Dynamic VMA in Sanitizers for AArch64

Hi folks,

After long talks with lots of people, I think we have a winning
strategy to deal with the variable nature of VMA address in AArch64.
It seems that the best way forward is to try the dynamic calculation
at runtime, evaluate the performance, and then, only if the hit is too
great, think about compile-time alternatives. I'd like to know if
everyone is in agreement, so we could get cracking.

  The Issues

If you're not familiar with the problem, here's a quick run down...

On most systems, the VMA address (and thus shadow mask and shift
value) is a constant. This produces very efficient code, as the shadow
address computation becomes an immediate shift plus a constant mask.
But AArch64 is different.

In order to execute 32-bit code, the kernel has to use 4k pages, and
that is currently configured with either 39 or 48 bits VMA. For 64-bit
only, 64k pages are set, and you can use either 42 or 48 VMA address.
In theory, the kernel could use even more bits and different page
sizes, and systems are free to choose, and have done so different
values already.

What it means is that the VMA value can change depending on the
kernel, and cross-compilation for testing on multiple systems will not
work unless the true value is computed at runtime.

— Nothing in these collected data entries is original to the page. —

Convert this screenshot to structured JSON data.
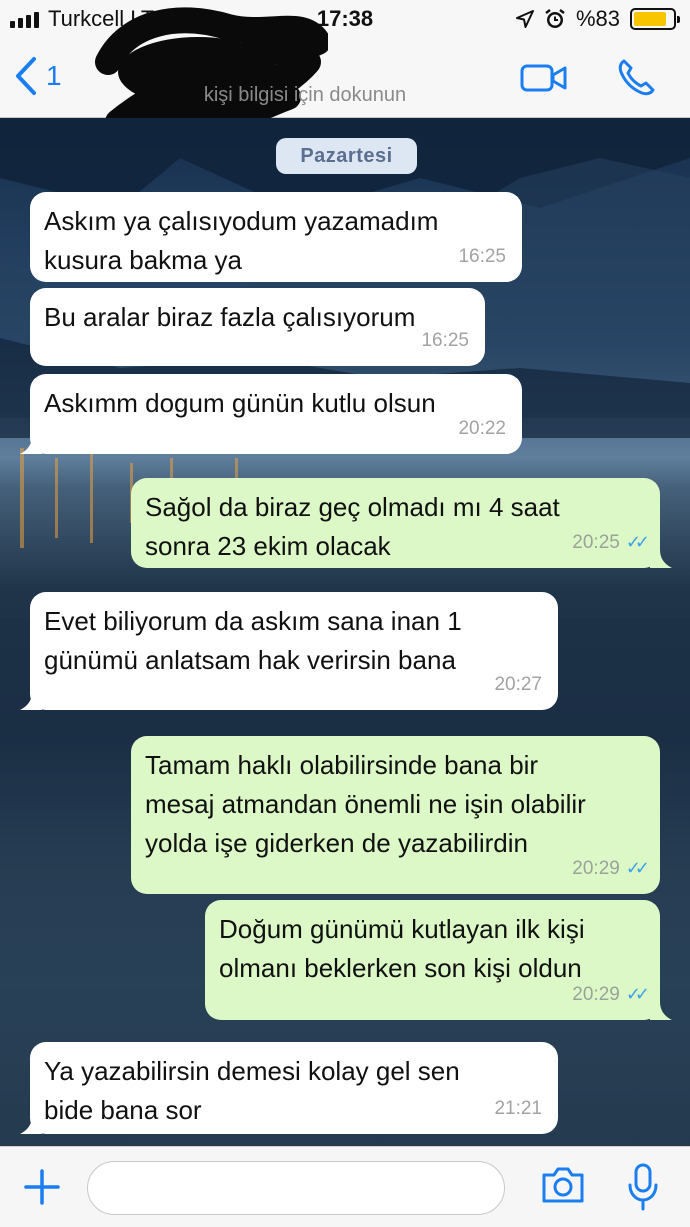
{
  "status_bar": {
    "carrier": "Turkcell  LTE",
    "time": "17:38",
    "battery_text": "%83",
    "battery_level": 0.83,
    "icons": [
      "signal-icon",
      "location-icon",
      "alarm-icon",
      "battery-icon"
    ]
  },
  "header": {
    "back_count": "1",
    "subtitle": "kişi bilgisi için dokunun",
    "icons": [
      "chevron-left-icon",
      "video-call-icon",
      "phone-icon"
    ]
  },
  "chat": {
    "day_label": "Pazartesi",
    "messages": [
      {
        "direction": "in",
        "text": "Askım ya çalısıyodum yazamadım\nkusura bakma ya",
        "time": "16:25"
      },
      {
        "direction": "in",
        "text": "Bu aralar biraz fazla çalısıyorum",
        "time": "16:25"
      },
      {
        "direction": "in",
        "text": "Askımm dogum günün kutlu olsun",
        "time": "20:22"
      },
      {
        "direction": "out",
        "text": "Sağol da biraz geç olmadı mı 4 saat\nsonra 23 ekim olacak",
        "time": "20:25",
        "read": true
      },
      {
        "direction": "in",
        "text": "Evet biliyorum da askım sana inan 1\ngünümü anlatsam hak verirsin bana",
        "time": "20:27"
      },
      {
        "direction": "out",
        "text": "Tamam haklı olabilirsinde bana bir\nmesaj atmandan önemli ne işin olabilir\nyolda işe giderken de yazabilirdin",
        "time": "20:29",
        "read": true
      },
      {
        "direction": "out",
        "text": "Doğum günümü kutlayan ilk kişi\nolmanı beklerken son kişi oldun",
        "time": "20:29",
        "read": true
      },
      {
        "direction": "in",
        "text": "Ya yazabilirsin demesi kolay gel sen\nbide bana sor",
        "time": "21:21"
      }
    ]
  },
  "input_bar": {
    "placeholder": "",
    "icons": [
      "plus-icon",
      "camera-icon",
      "microphone-icon"
    ]
  },
  "colors": {
    "accent": "#1a7ef0",
    "incoming_bubble": "#ffffff",
    "outgoing_bubble": "#dcf8c6",
    "read_ticks": "#3ca3e8",
    "battery": "#f7c600"
  }
}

But it also means
that the value will have to be stored in a global constant, which will
require additional loads and register shifts per instrumentation,
which can slow down the execution even further.

  The Current Status

Right now, in order to test it, we made it into a compiler-build
option. As you build Clang/LLVM, you can use a CMake option to set the
VMA, with 39 being the default. We have 39 and 42 buildbots to make
sure all works well, but that's clearly the wrong solution for
anything other than enablement.

With all the sanitizers going in for AArch64, we can now focus on
making a good implementation for the VMA issue, in a way that benefits
both LLVM and GCC, since they have different usages (static vs dynamic
linkage).

With the build time option and making it static, we have the best
performance we could ever have. Means that any further change will
impact performance, but they're necessary, so we just need to take the
lower cost / higher benefit option.

  The Options

The two options we have are:

1. Dynamic VMA: instrument main() to check the VMA value and set a
global value. Instrument each function to load that value into a local
register. Instrument each load/store/malloc/free to check the VMA
based on that register. This may be optimised by the compiler for the
compiler instrumented code, but will not for the library calls.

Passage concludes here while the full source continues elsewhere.